Dans son Poëme sans héros, la poétesse Akhmatova pose la question : « La conscience a-t-elle un sens ? Existe-t-elle ? » On voit qu'elle n'a pas lu Husserl, car si elle l'avait fait, elle saurait que la conscience non seulement existe mais est un flux continu et perpétuellement changeant. C'est son caractère continu qui permet à ce flux d'être « conscience de », c'est-à-dire de se représenter des contenus stables qui ne s'épuisent pas dans l'immédiateté d'une impression singulière.
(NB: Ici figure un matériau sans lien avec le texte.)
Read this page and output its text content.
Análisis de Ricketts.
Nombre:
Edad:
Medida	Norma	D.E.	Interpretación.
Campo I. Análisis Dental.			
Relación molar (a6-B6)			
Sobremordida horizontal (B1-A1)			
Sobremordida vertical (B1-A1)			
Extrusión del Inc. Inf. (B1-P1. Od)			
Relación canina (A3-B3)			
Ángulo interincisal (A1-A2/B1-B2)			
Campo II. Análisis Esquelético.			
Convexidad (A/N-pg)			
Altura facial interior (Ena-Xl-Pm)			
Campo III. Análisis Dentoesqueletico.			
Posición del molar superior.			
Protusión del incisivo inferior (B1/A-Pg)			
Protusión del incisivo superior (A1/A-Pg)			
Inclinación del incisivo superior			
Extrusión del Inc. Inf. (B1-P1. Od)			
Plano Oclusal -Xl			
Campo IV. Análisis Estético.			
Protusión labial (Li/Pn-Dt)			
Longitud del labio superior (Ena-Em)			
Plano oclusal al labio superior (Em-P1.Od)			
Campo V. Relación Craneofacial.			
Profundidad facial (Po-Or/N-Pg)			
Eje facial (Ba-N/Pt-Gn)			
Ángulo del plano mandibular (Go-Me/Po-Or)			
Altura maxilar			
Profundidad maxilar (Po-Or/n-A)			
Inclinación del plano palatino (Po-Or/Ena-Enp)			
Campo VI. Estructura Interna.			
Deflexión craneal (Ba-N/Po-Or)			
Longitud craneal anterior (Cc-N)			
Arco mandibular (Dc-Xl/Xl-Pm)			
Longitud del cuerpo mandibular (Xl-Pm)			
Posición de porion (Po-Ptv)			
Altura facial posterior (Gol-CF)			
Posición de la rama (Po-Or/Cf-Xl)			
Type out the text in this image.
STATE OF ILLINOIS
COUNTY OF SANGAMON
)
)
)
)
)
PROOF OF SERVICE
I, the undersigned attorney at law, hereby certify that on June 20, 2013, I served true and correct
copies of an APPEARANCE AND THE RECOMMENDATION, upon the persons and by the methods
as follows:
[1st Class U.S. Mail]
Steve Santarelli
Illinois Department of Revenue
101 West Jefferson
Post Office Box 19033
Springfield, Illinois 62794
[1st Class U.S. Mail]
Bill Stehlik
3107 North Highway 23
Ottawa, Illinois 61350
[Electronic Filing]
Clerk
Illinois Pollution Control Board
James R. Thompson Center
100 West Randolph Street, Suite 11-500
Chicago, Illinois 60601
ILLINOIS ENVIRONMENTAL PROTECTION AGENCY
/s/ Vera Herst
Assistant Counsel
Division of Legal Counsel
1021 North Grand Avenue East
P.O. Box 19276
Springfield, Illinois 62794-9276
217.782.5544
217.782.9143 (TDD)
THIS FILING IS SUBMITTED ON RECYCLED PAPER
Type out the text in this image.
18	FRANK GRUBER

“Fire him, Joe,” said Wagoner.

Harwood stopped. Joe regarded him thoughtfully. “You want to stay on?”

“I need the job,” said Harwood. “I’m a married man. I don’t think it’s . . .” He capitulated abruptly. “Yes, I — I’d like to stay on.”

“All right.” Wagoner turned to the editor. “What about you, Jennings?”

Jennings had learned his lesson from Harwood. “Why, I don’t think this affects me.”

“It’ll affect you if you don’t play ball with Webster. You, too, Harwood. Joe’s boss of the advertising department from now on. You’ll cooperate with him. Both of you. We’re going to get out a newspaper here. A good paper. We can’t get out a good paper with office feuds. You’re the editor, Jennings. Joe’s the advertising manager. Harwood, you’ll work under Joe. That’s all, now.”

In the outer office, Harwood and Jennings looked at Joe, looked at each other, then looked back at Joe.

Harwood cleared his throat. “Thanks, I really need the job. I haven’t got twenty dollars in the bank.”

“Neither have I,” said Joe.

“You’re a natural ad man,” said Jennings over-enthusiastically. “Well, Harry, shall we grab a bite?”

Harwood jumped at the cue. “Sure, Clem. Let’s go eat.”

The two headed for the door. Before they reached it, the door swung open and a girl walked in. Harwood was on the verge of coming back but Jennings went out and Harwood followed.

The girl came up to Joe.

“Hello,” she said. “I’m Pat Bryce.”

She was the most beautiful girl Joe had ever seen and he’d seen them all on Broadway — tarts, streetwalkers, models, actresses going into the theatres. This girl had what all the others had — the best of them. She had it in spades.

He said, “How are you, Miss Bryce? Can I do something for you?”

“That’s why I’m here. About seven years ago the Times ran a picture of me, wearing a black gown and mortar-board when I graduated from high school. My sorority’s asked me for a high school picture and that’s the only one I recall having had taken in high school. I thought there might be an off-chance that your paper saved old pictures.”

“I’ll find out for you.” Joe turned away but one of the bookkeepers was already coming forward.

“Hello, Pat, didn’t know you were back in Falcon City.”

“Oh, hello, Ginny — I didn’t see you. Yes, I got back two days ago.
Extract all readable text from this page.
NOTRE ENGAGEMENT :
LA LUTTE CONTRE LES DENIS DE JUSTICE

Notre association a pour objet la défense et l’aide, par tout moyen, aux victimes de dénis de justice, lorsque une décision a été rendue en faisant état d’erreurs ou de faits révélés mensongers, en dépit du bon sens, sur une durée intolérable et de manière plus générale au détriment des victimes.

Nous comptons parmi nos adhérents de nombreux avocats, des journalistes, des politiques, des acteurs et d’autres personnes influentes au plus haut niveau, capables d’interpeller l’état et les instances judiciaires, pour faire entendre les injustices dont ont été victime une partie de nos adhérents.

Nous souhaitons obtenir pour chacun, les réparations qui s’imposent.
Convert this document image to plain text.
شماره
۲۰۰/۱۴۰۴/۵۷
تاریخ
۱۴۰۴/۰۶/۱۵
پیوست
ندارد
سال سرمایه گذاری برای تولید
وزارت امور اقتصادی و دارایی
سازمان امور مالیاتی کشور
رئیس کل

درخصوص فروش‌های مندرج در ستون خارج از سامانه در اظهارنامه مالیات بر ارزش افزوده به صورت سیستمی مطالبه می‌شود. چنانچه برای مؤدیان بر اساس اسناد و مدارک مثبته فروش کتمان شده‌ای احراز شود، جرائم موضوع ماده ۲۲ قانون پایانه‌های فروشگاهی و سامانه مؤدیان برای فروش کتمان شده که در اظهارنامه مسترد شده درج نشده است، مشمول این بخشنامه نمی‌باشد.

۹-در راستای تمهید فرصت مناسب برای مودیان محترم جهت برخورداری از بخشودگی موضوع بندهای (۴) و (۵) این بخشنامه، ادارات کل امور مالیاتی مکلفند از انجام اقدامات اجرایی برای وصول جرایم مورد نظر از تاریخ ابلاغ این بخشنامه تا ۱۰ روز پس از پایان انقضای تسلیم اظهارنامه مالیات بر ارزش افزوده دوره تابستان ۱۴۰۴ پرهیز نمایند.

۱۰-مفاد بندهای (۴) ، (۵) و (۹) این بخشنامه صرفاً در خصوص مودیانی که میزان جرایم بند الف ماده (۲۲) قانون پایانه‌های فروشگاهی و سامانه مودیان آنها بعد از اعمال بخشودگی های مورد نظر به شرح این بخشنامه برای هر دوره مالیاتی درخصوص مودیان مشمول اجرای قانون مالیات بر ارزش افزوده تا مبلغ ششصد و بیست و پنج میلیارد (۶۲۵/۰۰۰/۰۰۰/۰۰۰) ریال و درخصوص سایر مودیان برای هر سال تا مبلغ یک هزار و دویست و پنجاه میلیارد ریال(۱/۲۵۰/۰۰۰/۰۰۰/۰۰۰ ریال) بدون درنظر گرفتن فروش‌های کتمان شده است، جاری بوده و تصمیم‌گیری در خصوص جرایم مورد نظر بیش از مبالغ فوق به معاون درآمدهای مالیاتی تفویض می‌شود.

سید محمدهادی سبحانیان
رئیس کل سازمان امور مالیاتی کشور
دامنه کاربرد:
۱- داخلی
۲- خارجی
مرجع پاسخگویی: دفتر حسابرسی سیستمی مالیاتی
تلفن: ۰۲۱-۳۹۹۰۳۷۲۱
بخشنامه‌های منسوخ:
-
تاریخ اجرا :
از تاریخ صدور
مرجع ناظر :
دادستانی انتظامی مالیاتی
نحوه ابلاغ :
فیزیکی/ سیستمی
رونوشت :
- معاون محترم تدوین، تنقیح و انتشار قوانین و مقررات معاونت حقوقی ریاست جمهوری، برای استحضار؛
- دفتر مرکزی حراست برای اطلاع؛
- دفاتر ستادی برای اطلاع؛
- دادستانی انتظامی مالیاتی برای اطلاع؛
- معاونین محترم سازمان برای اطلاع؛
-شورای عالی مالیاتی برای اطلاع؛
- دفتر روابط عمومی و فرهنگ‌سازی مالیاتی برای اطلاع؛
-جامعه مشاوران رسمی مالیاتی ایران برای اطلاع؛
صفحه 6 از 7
Ce n'est pas le tout de faire de l'acméisme, hein, il faudrait peut-être voir à lire Husserl !
 
(Gilbert Garistre, Aveux et anatropes)

Poésie russe et dilatation du Moi

 

Lire de la poésie russe procure une sensation de dilatation du Moi, on a l'impression d'être gonflé à Blok (ou à Mandelstam, c'est selon).
 
(Gilbert Garistre, Aveux et anatropes)

Retour verlainien de l'oncle Cristobal

 

Il a poussé la porte étroite qui chancelle... Il s'est promené dans le petit jardin... Il a revu l'humble tonnelle, les chaises de rotin... Et là — arrivé au niveau des chaises de rotin —, soudain un cri : « Tonton Cristobal est revenu ! »
 
(Gilbert Garistre, Aveux et anatropes)

Gran Chaco

 

Le Gran Chaco est une région géographique de l'Amérique du Sud qui s'étend en partie sur les territoires de l'Argentine, de la Bolivie, du Brésil et du Paraguay, entre les rivières Paraguay et Paraná à l'est, et l'Altiplano andin à l'ouest. Elle tire son nom de sa faune, composée principalement de chacaux (avec aussi quelques tapirs, des guanacos, des tamanoirs et une couple de perroquets).
 
(Gilbert Garistre, Aveux et anatropes)

vendredi 18 avril 2025

Enfin

 

Sayez, l'écrivain Caillois nous a fait montrer sa collection de minéraux. C'est pas trop tôt !
 
(Gilbert Garistre, Aveux et anatropes)

Solitude

 

Le mot du poëte Achille Chavée, « la solitude est un plat qui se mange seul », est astucieux mais d'une véracité discutable. Car ce plat, on peut aussi le manger — et comment ! — en compagnie d'une « grosse dondon ». Et même d'une dondon en général (pas forcément grosse).